7 Responses to ““What Is Gnarl?” Video. Big Sur.”

  1. rs Says:

    this is a great post rudy. I feel like I should have something more to say about it, but what the hell.

  2. rs Says:

    I like your Newsweek article, care to share how that came about?

    I’ve had some thoughts recently about genetic modification and the idea that “the genome is the ecosystem.” I contend that it is an error to think of a species as existing in isolation from its ecosystem. When we modify ourselves we are modifying the ecosystem, and when we modify the ecosystem we modify ourselves. Another way of saying this is that species don’t actually exist, but that there is a quasi-stable computation that is an ecosystem.

    I think it was an article in Science News that brought this idea to the fore about genetically modifying mosquitoes so that they would not transmit malaria.

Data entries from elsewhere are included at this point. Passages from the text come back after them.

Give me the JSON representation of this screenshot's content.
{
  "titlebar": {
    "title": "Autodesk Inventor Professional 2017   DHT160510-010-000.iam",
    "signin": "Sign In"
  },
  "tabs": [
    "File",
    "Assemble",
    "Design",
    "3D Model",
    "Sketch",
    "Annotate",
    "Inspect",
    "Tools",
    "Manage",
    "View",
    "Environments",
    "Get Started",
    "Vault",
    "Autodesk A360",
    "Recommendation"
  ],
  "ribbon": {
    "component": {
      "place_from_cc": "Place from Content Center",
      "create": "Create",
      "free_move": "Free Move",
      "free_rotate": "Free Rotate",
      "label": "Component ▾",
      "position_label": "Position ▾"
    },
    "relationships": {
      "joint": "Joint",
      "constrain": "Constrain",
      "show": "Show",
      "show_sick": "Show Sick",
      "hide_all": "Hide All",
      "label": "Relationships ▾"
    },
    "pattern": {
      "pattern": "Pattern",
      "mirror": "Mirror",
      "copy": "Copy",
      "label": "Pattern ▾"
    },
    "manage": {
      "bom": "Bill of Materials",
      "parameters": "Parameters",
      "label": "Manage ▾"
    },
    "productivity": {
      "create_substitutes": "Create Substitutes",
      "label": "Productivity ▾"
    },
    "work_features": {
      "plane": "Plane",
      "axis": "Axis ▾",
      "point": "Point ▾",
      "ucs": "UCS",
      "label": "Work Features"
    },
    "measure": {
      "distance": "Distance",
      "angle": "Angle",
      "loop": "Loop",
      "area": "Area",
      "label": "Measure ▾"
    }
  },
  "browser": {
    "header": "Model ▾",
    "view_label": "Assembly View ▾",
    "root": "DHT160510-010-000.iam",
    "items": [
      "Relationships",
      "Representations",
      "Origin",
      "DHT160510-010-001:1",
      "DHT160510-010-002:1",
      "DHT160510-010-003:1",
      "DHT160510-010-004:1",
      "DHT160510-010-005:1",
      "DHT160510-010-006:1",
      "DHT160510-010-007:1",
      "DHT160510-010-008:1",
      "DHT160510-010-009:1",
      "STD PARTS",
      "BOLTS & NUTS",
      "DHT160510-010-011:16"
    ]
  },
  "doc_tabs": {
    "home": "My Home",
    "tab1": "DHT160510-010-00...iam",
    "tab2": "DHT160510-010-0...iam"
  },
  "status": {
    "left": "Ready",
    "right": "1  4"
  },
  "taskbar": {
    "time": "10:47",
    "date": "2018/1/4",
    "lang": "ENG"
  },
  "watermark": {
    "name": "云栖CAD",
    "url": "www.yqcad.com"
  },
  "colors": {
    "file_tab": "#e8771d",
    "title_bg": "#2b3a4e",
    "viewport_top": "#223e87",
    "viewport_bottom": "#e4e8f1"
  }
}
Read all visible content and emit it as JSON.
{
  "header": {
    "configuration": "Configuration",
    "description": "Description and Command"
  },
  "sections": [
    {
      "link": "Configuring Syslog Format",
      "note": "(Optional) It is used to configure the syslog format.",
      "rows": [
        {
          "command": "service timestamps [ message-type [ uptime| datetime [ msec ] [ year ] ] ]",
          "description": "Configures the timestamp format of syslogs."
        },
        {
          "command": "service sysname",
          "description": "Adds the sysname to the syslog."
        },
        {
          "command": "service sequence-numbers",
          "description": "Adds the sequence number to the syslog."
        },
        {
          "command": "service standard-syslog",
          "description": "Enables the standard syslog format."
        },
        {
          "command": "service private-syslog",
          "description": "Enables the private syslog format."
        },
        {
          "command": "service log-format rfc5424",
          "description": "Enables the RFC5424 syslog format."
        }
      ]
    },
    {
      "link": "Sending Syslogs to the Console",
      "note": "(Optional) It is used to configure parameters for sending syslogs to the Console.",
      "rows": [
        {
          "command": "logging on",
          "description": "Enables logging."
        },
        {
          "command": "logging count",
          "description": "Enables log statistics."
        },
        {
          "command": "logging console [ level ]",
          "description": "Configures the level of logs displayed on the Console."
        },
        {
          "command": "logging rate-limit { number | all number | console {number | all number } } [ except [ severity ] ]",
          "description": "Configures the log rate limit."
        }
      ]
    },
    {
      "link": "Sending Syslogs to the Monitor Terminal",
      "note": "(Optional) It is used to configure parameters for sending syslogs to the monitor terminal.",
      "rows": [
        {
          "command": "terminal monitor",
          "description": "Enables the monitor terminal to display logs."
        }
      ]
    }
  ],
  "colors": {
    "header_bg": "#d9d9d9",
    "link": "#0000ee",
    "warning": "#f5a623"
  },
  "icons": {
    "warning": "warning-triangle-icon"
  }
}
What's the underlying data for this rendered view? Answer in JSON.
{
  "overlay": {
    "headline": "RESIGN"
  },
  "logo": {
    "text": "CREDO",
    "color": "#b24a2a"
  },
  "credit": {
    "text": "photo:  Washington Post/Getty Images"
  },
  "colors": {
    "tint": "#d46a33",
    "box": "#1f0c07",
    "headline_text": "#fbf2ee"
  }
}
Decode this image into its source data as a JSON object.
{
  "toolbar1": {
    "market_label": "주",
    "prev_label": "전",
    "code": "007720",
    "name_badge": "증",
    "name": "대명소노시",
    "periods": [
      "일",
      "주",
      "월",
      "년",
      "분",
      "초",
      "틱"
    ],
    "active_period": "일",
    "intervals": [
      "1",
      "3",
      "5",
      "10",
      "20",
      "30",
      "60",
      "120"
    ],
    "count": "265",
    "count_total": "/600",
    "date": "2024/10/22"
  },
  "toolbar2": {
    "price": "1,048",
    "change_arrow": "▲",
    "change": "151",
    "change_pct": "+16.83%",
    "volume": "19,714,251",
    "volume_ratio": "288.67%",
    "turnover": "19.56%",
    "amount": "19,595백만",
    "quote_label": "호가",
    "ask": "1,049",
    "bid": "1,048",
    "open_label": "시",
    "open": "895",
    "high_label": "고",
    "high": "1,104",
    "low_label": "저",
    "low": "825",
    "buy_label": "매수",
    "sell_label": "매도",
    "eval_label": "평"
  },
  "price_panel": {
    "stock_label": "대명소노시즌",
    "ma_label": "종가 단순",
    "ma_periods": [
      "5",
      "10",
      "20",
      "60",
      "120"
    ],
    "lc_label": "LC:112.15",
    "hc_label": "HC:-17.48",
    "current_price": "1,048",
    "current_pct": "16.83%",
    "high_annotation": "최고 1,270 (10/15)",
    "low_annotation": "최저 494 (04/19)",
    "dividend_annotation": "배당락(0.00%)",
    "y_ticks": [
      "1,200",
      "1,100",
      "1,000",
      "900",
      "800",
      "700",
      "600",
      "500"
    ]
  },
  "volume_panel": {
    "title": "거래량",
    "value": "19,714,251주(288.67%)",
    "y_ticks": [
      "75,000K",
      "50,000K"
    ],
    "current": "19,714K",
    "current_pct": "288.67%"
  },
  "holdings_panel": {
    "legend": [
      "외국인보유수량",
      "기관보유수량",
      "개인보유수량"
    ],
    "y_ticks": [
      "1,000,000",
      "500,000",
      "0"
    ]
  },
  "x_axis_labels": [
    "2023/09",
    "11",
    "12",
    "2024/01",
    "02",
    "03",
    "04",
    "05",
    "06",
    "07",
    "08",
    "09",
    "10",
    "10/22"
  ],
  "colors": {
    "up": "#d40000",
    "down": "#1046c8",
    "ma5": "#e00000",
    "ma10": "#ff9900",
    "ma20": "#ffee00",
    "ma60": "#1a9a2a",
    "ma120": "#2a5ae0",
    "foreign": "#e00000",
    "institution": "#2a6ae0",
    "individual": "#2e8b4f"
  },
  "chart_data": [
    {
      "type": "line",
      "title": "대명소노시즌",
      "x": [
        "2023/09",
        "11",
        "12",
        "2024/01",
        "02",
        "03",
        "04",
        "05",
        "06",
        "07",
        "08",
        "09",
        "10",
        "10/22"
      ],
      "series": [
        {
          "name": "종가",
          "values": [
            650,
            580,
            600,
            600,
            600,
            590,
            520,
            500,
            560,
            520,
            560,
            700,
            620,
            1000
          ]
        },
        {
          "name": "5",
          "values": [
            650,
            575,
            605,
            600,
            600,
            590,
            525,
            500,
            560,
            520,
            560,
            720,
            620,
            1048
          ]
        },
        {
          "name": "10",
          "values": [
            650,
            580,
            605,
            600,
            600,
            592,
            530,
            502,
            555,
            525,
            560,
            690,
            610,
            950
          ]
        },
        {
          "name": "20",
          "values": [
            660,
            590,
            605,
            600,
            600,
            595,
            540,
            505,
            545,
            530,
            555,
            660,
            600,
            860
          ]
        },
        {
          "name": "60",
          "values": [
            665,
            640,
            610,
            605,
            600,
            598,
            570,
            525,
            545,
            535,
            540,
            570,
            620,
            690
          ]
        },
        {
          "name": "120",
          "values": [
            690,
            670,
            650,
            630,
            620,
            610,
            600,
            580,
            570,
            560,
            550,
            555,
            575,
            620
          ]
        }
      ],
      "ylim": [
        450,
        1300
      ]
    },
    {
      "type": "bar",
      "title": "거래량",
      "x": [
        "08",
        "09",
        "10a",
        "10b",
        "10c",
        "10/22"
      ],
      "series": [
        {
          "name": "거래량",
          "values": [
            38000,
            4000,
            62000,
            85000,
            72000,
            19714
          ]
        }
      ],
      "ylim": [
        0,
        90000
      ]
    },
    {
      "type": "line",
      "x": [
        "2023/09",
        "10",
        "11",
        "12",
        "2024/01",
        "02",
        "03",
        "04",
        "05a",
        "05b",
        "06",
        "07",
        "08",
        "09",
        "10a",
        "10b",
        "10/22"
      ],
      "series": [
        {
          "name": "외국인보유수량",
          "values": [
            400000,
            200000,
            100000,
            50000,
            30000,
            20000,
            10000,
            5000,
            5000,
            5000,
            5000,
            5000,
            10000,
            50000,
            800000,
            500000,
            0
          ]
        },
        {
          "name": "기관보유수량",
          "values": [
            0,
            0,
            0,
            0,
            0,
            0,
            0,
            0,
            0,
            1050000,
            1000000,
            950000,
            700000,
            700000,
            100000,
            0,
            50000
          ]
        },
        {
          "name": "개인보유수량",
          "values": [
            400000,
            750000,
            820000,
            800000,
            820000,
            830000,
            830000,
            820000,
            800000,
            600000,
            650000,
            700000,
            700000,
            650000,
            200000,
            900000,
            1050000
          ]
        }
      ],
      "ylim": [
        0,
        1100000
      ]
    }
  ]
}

As you have suggested for a long time we will not only modify ourselves but the world around us. And I’ll add we have no way of predicting the outcome. But as I said to you once before, our progeny will no more recognize us as them than we see Lucy as one of us.

  3. Scott Armstrong Says:

    I find that Gnarl is everywhere once I start looking for it. I passed the remnants of a tree in town a few weeks back that someone was trying to unearth and snapped a shot with my phone (funny–5 years ago that would sound sci-fi-esque), and I visited my parents in the Black Hills last weekend and took a picture of the “decorative” pine tree roots at their driveway entrance. Very gnarly.

    The keyhole rock at Big Sur is one of my favorite places–actually, the entire central coast is one of my favorite places. The irregularity of the rocks, the trees, and the waves somehow calm me so.

  4. Pekka Says:

    Gnarl is synonymous to quatum computation, that due added dimensions of processing on molecular level represents itself as gnarly objects when viewed on 3D by human eye. I got the idea while reading Endless Forms, Most Beautiful – combined with re-reading Herbert’s Quantum stuff.

    It’s all about HEAVY Quatum Computation happening there in the engine room. For example, even the most powerful supercomputer cannot simulate a simple protein folding that happens billions of times per seconds in a cell. Proteins fold according to the proxy wave structures of individual amino acid molecules within the sequence and form a new folded structure, that interacts according to its quantum wave structure with other proteins.

    It’s like the QC layer was designed to be self-assembling to take account of proxy wave probabilities, so that it is easy to lay out a new blueprints, and then just let them self-assemble.

    Thus, “an insect”, or “a human” is a product that generates “some profit” for the company, who “launched the product”. The questions is obviously what profit do they make 🙂

  5. Steve H Says:

    Rudy, there was a song on the radio a few years back along the lines of ‘you and me baby ain’t nothin but mammals, let’s do it like they do on the Discovery Channel.” Maybe the lady was a fan. You shoulda wheenked at her.

    “Eadem Mutata Resurgo.” Basically what I groan every morning when the alarm goes off, except that I translate it into scatological terms.

  6. Chris Phoenix Says:

    In the Newsweek column, Rudy compares artificial bacteria to gangsta-clothed MIT nerds meeting the real homies.

    It’s been observed that invasive species have fewer parasites.

    It’s also been observed that bacteriophages play a major role in keeping bacteria in check.

    Suppose a bacterium is developed with non-standard DNA coding, either for convenience of the researchers, or in a well-intentioned attempt to keep it from sharing artificial genes with natural bacteria.

    Sure, it would probably have trouble competing with natural bacteria for resources. But on the other hand, it would be completely immune to all bacteriophages.

    IANABiologist, but this sounds to me like a really, really bad idea. (Protozoa would presumably continue to eat them. But invasive species have *fewer* parasites, not always none–about half as many, IIRC.)

    I haven’t seen this aspect of artificial bacterial genomes discussed anywhere. Has anyone here?

    Chris

  7. Val Fisk Says:

    Don’t make fun of my name or I’ll send my sister Delphine over to beat you up.